The Begbies Traynor Red Flag Alert Football Distress Report monitors the financial distress in football clubs every six months. The latest figures show that a total of six clubs (one in twelve) in the Championship and Leagues One and Two are facing ‘critical’ financial pressure at the end of October 2013. The number of clubs in serious trouble represents 8 per cent of the 72 clubs that make up the leagues.
In addition, the report highlights barely rising average attendances and season ticket revenues across the three divisions, which despite increasing consumer and leisure spending are compounding the misery of clubs which are experiencing rising running costs.
The report highlights the emerging trend of the community interest company (CIC) structure as key to the future stability of the weaker clubs.

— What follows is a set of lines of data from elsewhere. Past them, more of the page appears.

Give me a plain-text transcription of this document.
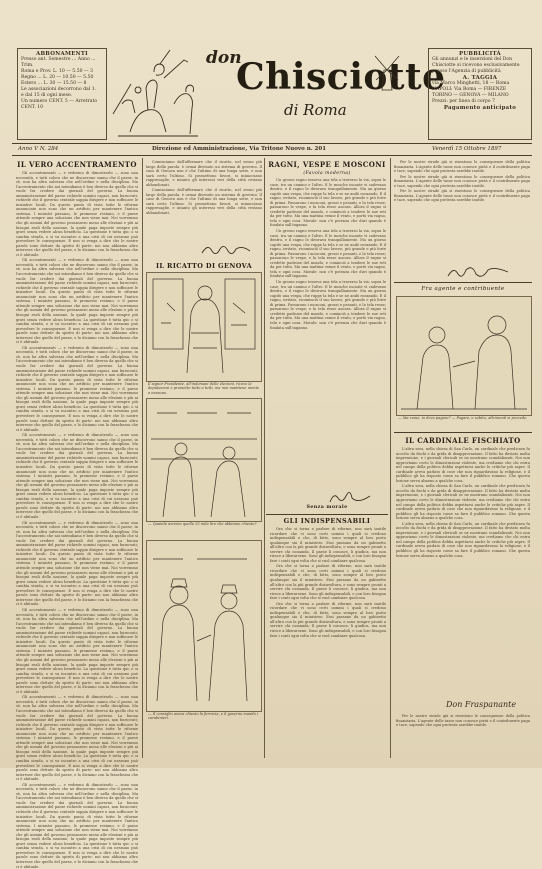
ABBONAMENTI
Presso ant. Semestre ... Anno ... Trim.
Roma e Prov. L. 10 — 5.50 — 3
Regno ... L. 20 — 10.50 — 5.50
Estero ... L. 30 — 15.50 — 8
Le associazioni decorrono dal 1.
e dal 15 di ogni mese.
Un numero CENT. 5 — Arretrato CENT. 10
don
Chisciotte
di Roma
PUBBLICITÀ
Gli annunzi e le inserzioni del Don
Chisciotte si ricevono esclusivamente
presso l'Agenzia di pubblicità
A. TAGGIA
via Marco Minghetti, 18 — Roma
NAPOLI: Via Roma — FIRENZE
TORINO — GENOVA — MILANO
Prezzi: per linea di corpo 7
Pagamento anticipato
Anno V N. 284	Direzione ed Amministrazione, Via Tritone Nuovo n. 201	Venerdì 15 Ottobre 1897
IL VERO ACCENTRAMENTO

Gli accentramenti — e vedremo di dimostrarlo — sono una necessità, e tutti coloro che ne discorrono sanno che il paese, in sè, non ha altra salvezza che nell'ordine e nella disciplina. Ma l'accentramento che noi intendiamo è ben diverso da quello che si vuole far credere dai giornali del governo. La buona amministrazione del paese richiede uomini capaci, non burocrati; richiede che il governo centrale sappia dirigere e non soffocare le iniziative locali. Da questo punto di vista tutte le riforme annunciate non sono che un artificio per mantenere l'antico sistema. I ministri passano, le promesse restano, e il paese attende sempre una soluzione che non viene mai. Noi vorremmo che gli uomini del governo pensassero meno alle elezioni e più ai bisogni reali della nazione, la quale paga imposte sempre più gravi senza vedere alcun beneficio. La questione è tutta qui: o si cambia strada, o si va incontro a una crisi di cui nessuno può prevedere le conseguenze. E non si venga a dire che le nostre parole sono dettate da spirito di parte: noi non abbiamo altro interesse che quello del paese, e lo diciamo con la franchezza che ci è abituale.

Gli accentramenti — e vedremo di dimostrarlo — sono una necessità, e tutti coloro che ne discorrono sanno che il paese, in sè, non ha altra salvezza che nell'ordine e nella disciplina. Ma l'accentramento che noi intendiamo è ben diverso da quello che si vuole far credere dai giornali del governo. La buona amministrazione del paese richiede uomini capaci, non burocrati; richiede che il governo centrale sappia dirigere e non soffocare le iniziative locali. Da questo punto di vista tutte le riforme annunciate non sono che un artificio per mantenere l'antico sistema. I ministri passano, le promesse restano, e il paese attende sempre una soluzione che non viene mai. Noi vorremmo che gli uomini del governo pensassero meno alle elezioni e più ai bisogni reali della nazione, la quale paga imposte sempre più gravi senza vedere alcun beneficio. La questione è tutta qui: o si cambia strada, o si va incontro a una crisi di cui nessuno può prevedere le conseguenze. E non si venga a dire che le nostre parole sono dettate da spirito di parte: noi non abbiamo altro interesse che quello del paese, e lo diciamo con la franchezza che ci è abituale.

Gli accentramenti — e vedremo di dimostrarlo — sono una necessità, e tutti coloro che ne discorrono sanno che il paese, in sè, non ha altra salvezza che nell'ordine e nella disciplina. Ma l'accentramento che noi intendiamo è ben diverso da quello che si vuole far credere dai giornali del governo. La buona amministrazione del paese richiede uomini capaci, non burocrati; richiede che il governo centrale sappia dirigere e non soffocare le iniziative locali. Da questo punto di vista tutte le riforme annunciate non sono che un artificio per mantenere l'antico sistema. I ministri passano, le promesse restano, e il paese attende sempre una soluzione che non viene mai. Noi vorremmo che gli uomini del governo pensassero meno alle elezioni e più ai bisogni reali della nazione, la quale paga imposte sempre più gravi senza vedere alcun beneficio. La questione è tutta qui: o si cambia strada, o si va incontro a una crisi di cui nessuno può prevedere le conseguenze. E non si venga a dire che le nostre parole sono dettate da spirito di parte: noi non abbiamo altro interesse che quello del paese, e lo diciamo con la franchezza che ci è abituale.

Gli accentramenti — e vedremo di dimostrarlo — sono una necessità, e tutti coloro che ne discorrono sanno che il paese, in sè, non ha altra salvezza che nell'ordine e nella disciplina. Ma l'accentramento che noi intendiamo è ben diverso da quello che si vuole far credere dai giornali del governo. La buona amministrazione del paese richiede uomini capaci, non burocrati; richiede che il governo centrale sappia dirigere e non soffocare le iniziative locali. Da questo punto di vista tutte le riforme annunciate non sono che un artificio per mantenere l'antico sistema. I ministri passano, le promesse restano, e il paese attende sempre una soluzione che non viene mai. Noi vorremmo che gli uomini del governo pensassero meno alle elezioni e più ai bisogni reali della nazione, la quale paga imposte sempre più gravi senza vedere alcun beneficio. La questione è tutta qui: o si cambia strada, o si va incontro a una crisi di cui nessuno può prevedere le conseguenze. E non si venga a dire che le nostre parole sono dettate da spirito di parte: noi non abbiamo altro interesse che quello del paese, e lo diciamo con la franchezza che ci è abituale.

Gli accentramenti — e vedremo di dimostrarlo — sono una necessità, e tutti coloro che ne discorrono sanno che il paese, in sè, non ha altra salvezza che nell'ordine e nella disciplina. Ma l'accentramento che noi intendiamo è ben diverso da quello che si vuole far credere dai giornali del governo. La buona amministrazione del paese richiede uomini capaci, non burocrati; richiede che il governo centrale sappia dirigere e non soffocare le iniziative locali. Da questo punto di vista tutte le riforme annunciate non sono che un artificio per mantenere l'antico sistema. I ministri passano, le promesse restano, e il paese attende sempre una soluzione che non viene mai. Noi vorremmo che gli uomini del governo pensassero meno alle elezioni e più ai bisogni reali della nazione, la quale paga imposte sempre più gravi senza vedere alcun beneficio. La questione è tutta qui: o si cambia strada, o si va incontro a una crisi di cui nessuno può prevedere le conseguenze. E non si venga a dire che le nostre parole sono dettate da spirito di parte: noi non abbiamo altro interesse che quello del paese, e lo diciamo con la franchezza che ci è abituale.

Gli accentramenti — e vedremo di dimostrarlo — sono una necessità, e tutti coloro che ne discorrono sanno che il paese, in sè, non ha altra salvezza che nell'ordine e nella disciplina. Ma l'accentramento che noi intendiamo è ben diverso da quello che si vuole far credere dai giornali del governo. La buona amministrazione del paese richiede uomini capaci, non burocrati; richiede che il governo centrale sappia dirigere e non soffocare le iniziative locali. Da questo punto di vista tutte le riforme annunciate non sono che un artificio per mantenere l'antico sistema. I ministri passano, le promesse restano, e il paese attende sempre una soluzione che non viene mai. Noi vorremmo che gli uomini del governo pensassero meno alle elezioni e più ai bisogni reali della nazione, la quale paga imposte sempre più gravi senza vedere alcun beneficio. La questione è tutta qui: o si cambia strada, o si va incontro a una crisi di cui nessuno può prevedere le conseguenze. E non si venga a dire che le nostre parole sono dettate da spirito di parte: noi non abbiamo altro interesse che quello del paese, e lo diciamo con la franchezza che ci è abituale.

Gli accentramenti — e vedremo di dimostrarlo — sono una necessità, e tutti coloro che ne discorrono sanno che il paese, in sè, non ha altra salvezza che nell'ordine e nella disciplina. Ma l'accentramento che noi intendiamo è ben diverso da quello che si vuole far credere dai giornali del governo. La buona amministrazione del paese richiede uomini capaci, non burocrati; richiede che il governo centrale sappia dirigere e non soffocare le iniziative locali. Da questo punto di vista tutte le riforme annunciate non sono che un artificio per mantenere l'antico sistema. I ministri passano, le promesse restano, e il paese attende sempre una soluzione che non viene mai. Noi vorremmo che gli uomini del governo pensassero meno alle elezioni e più ai bisogni reali della nazione, la quale paga imposte sempre più gravi senza vedere alcun beneficio. La questione è tutta qui: o si cambia strada, o si va incontro a una crisi di cui nessuno può prevedere le conseguenze. E non si venga a dire che le nostre parole sono dettate da spirito di parte: noi non abbiamo altro interesse che quello del paese, e lo diciamo con la franchezza che ci è abituale.

Gli accentramenti — e vedremo di dimostrarlo — sono una necessità, e tutti coloro che ne discorrono sanno che il paese, in sè, non ha altra salvezza che nell'ordine e nella disciplina. Ma l'accentramento che noi intendiamo è ben diverso da quello che si vuole far credere dai giornali del governo. La buona amministrazione del paese richiede uomini capaci, non burocrati; richiede che il governo centrale sappia dirigere e non soffocare le iniziative locali. Da questo punto di vista tutte le riforme annunciate non sono che un artificio per mantenere l'antico sistema. I ministri passano, le promesse restano, e il paese attende sempre una soluzione che non viene mai. Noi vorremmo che gli uomini del governo pensassero meno alle elezioni e più ai bisogni reali della nazione, la quale paga imposte sempre più gravi senza vedere alcun beneficio. La questione è tutta qui: o si cambia strada, o si va incontro a una crisi di cui nessuno può prevedere le conseguenze. E non si venga a dire che le nostre parole sono dettate da spirito di parte: noi non abbiamo altro interesse che quello del paese, e lo diciamo con la franchezza che ci è abituale.

Cominciamo dall'affermare che il ricatto, nel senso più largo della parola, è ormai divenuto un sistema di governo. Il caso di Genova non è che l'ultimo di una lunga serie, e non sarà certo l'ultimo. Si promettono favori, si minacciano rappresaglie, e intanto gli interessi veri della città restano abbandonati.

Cominciamo dall'affermare che il ricatto, nel senso più largo della parola, è ormai divenuto un sistema di governo. Il caso di Genova non è che l'ultimo di una lunga serie, e non sarà certo l'ultimo. Si promettono favori, si minacciano rappresaglie, e intanto gli interessi veri della città restano abbandonati.

IL RICATTO DI GENOVA
Il signor Presidente, all'indomani delle elezioni, riceve le deputazioni e promette tutto a tutti, ma non mantiene niente a nessuno.
— Quando avremo quelle 25 mila lire che abbiamo chiesto?
— Il consiglio aveva chiesto la ferrovia, e il governo manda i carabinieri.
RAGNI, VESPE E MOSCONI
(Favola moderna)

Un grosso ragno tesseva una tela a traverso la via, sopra le case, tra un camino e l'altro. E le mosche incaute vi cadevano dentro, e il ragno le divorava tranquillamente. Ma un giorno capitò una vespa, che ruppe la tela e se ne andò ronzando. E il ragno, irritato, ricominciò il suo lavoro, più grande e più forte di prima. Passarono i mosconi, grossi e pesanti, e la tela resse; passarono le vespe, e la tela resse ancora. Allora il ragno si credette padrone del mondo, e cominciò a tendere le sue reti da per tutto. Ma una mattina venne il vento, e portò via ragno, tela e ogni cosa. Morale: non c'è potenza che duri quando è fondata sull'inganno.

Un grosso ragno tesseva una tela a traverso la via, sopra le case, tra un camino e l'altro. E le mosche incaute vi cadevano dentro, e il ragno le divorava tranquillamente. Ma un giorno capitò una vespa, che ruppe la tela e se ne andò ronzando. E il ragno, irritato, ricominciò il suo lavoro, più grande e più forte di prima. Passarono i mosconi, grossi e pesanti, e la tela resse; passarono le vespe, e la tela resse ancora. Allora il ragno si credette padrone del mondo, e cominciò a tendere le sue reti da per tutto. Ma una mattina venne il vento, e portò via ragno, tela e ogni cosa. Morale: non c'è potenza che duri quando è fondata sull'inganno.

Un grosso ragno tesseva una tela a traverso la via, sopra le case, tra un camino e l'altro. E le mosche incaute vi cadevano dentro, e il ragno le divorava tranquillamente. Ma un giorno capitò una vespa, che ruppe la tela e se ne andò ronzando. E il ragno, irritato, ricominciò il suo lavoro, più grande e più forte di prima. Passarono i mosconi, grossi e pesanti, e la tela resse; passarono le vespe, e la tela resse ancora. Allora il ragno si credette padrone del mondo, e cominciò a tendere le sue reti da per tutto. Ma una mattina venne il vento, e portò via ragno, tela e ogni cosa. Morale: non c'è potenza che duri quando è fondata sull'inganno.

Senza morale
GLI INDISPENSABILI

Ora che si torna a parlare di riforme, non sarà inutile ricordare che vi sono certi uomini i quali si credono indispensabili e che, di fatto, sono sempre al loro posto qualunque sia il ministero. Essi passano da un gabinetto all'altro con la più grande disinvoltura, e sono sempre pronti a servire chi comanda. Il paese li conosce, li giudica, ma non riesce a liberarsene. Sono gli indispensabili, e con loro bisogna fare i conti ogni volta che si vuol cambiare qualcosa.

Ora che si torna a parlare di riforme, non sarà inutile ricordare che vi sono certi uomini i quali si credono indispensabili e che, di fatto, sono sempre al loro posto qualunque sia il ministero. Essi passano da un gabinetto all'altro con la più grande disinvoltura, e sono sempre pronti a servire chi comanda. Il paese li conosce, li giudica, ma non riesce a liberarsene. Sono gli indispensabili, e con loro bisogna fare i conti ogni volta che si vuol cambiare qualcosa.

Ora che si torna a parlare di riforme, non sarà inutile ricordare che vi sono certi uomini i quali si credono indispensabili e che, di fatto, sono sempre al loro posto qualunque sia il ministero. Essi passano da un gabinetto all'altro con la più grande disinvoltura, e sono sempre pronti a servire chi comanda. Il paese li conosce, li giudica, ma non riesce a liberarsene. Sono gli indispensabili, e con loro bisogna fare i conti ogni volta che si vuol cambiare qualcosa.

Per le nostre strade già si risentono le conseguenze della politica finanziaria. L'agente delle tasse non conosce pietà e il contribuente paga e tace, sapendo che ogni protesta sarebbe inutile.

Per le nostre strade già si risentono le conseguenze della politica finanziaria. L'agente delle tasse non conosce pietà e il contribuente paga e tace, sapendo che ogni protesta sarebbe inutile.

Per le nostre strade già si risentono le conseguenze della politica finanziaria. L'agente delle tasse non conosce pietà e il contribuente paga e tace, sapendo che ogni protesta sarebbe inutile.

Fra agente e contribuente
— Ma come, io devo pagare? — Pagare, e subito, altrimenti si procede.
IL CARDINALE FISCHIATO

L'altra sera, nella chiesa di San Carlo, un cardinale che predicava fu accolto da fischi e da grida di disapprovazione. Il fatto ha destato molta impressione, e i giornali clericali se ne mostrano scandalizzati. Noi non approviamo certo le dimostrazioni violente, ma crediamo che chi entra nel campo della politica debba aspettarsi anche le critiche più aspre. Il cardinale aveva parlato di cose che non riguardavano la religione, e il pubblico gli ha risposto come sa fare il pubblico romano. Che questa lezione serva almeno a qualche cosa.

L'altra sera, nella chiesa di San Carlo, un cardinale che predicava fu accolto da fischi e da grida di disapprovazione. Il fatto ha destato molta impressione, e i giornali clericali se ne mostrano scandalizzati. Noi non approviamo certo le dimostrazioni violente, ma crediamo che chi entra nel campo della politica debba aspettarsi anche le critiche più aspre. Il cardinale aveva parlato di cose che non riguardavano la religione, e il pubblico gli ha risposto come sa fare il pubblico romano. Che questa lezione serva almeno a qualche cosa.

L'altra sera, nella chiesa di San Carlo, un cardinale che predicava fu accolto da fischi e da grida di disapprovazione. Il fatto ha destato molta impressione, e i giornali clericali se ne mostrano scandalizzati. Noi non approviamo certo le dimostrazioni violente, ma crediamo che chi entra nel campo della politica debba aspettarsi anche le critiche più aspre. Il cardinale aveva parlato di cose che non riguardavano la religione, e il pubblico gli ha risposto come sa fare il pubblico romano. Che questa lezione serva almeno a qualche cosa.

Don Fraspanante

Per le nostre strade già si risentono le conseguenze della politica finanziaria. L'agente delle tasse non conosce pietà e il contribuente paga e tace, sapendo che ogni protesta sarebbe inutile.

Gerald Krasner is a partner at Begbies Traynor and an expert in football finance, who has in the past been a joint administrator of both AFC Bournemouth and Port Vale Football Club. Commenting on the survey results, he said: “The relative fortunes of those at the very top and those at the foot of the league are getting further and further apart. The weaker clubs that are just staggering through the season are now locked into an inevitable downward spiral, and most clubs won’t attract a foreign billionaire to bankroll them out of their financial mess.
“Darlington, Eastbourne and Stenhousemuir in Scotland have all looked towards a CIC format to put down a stable, long term ownership and funding structure. The best example of fan-owned clubs is Barcelona, which has proved that a more mutual approach can still bring big spending and success. There is no doubt that the trickle of clubs that have become majority owned by the fans here in England will become a steady flow over the coming few seasons,” he added.
The number of distressed clubs includes Coventry City, following its well-publicised failure in June this year, and is unchanged since the last survey was conducted in March this year. However, football club coffers are typically at their healthiest at the start of the season, indicating that there is likely to be more serious problems for more clubs by early next year.
“If these clubs are cash strapped now, then they are likely to be in more trouble after the next transfer window, when the bank balances are at their lowest, unless directors show prudence and continue to curb the spending and manage costs sensibly,” said Mr Krasner.
Attendances across the English league showed little improvement so far this season when averaged across all divisions, rising just two per cent. The average gate at a Premier League fixture increased by three per cent to nearly 36,500. The Championship clubs have reported average attendances falling by seven per cent to just over 16,000. This was largely due to the relegation of Wolves, whose strong supporter base has also boosted average gates by 20 per cent so far in League One. League Two attendances were also up by six per cent to almost 4,500 on average.
“The underlying picture is of a wider divide between the strongest and weakest clubs, but there is evidence that good financial management is being adopted by more football club boards. That said, the number of clubs that are propped up by generous and often increasing director loans, and inter-company transactions is masking a lot of the problems. Aside from finding an overseas benefactor, community ownership is the only viable long-term solution for many clubs that want to press the ‘reset’ button and put finances in order, and we are seeing more and more interest in these structures that have some support at present with government and HMRC incentives,” added Mr Krasner.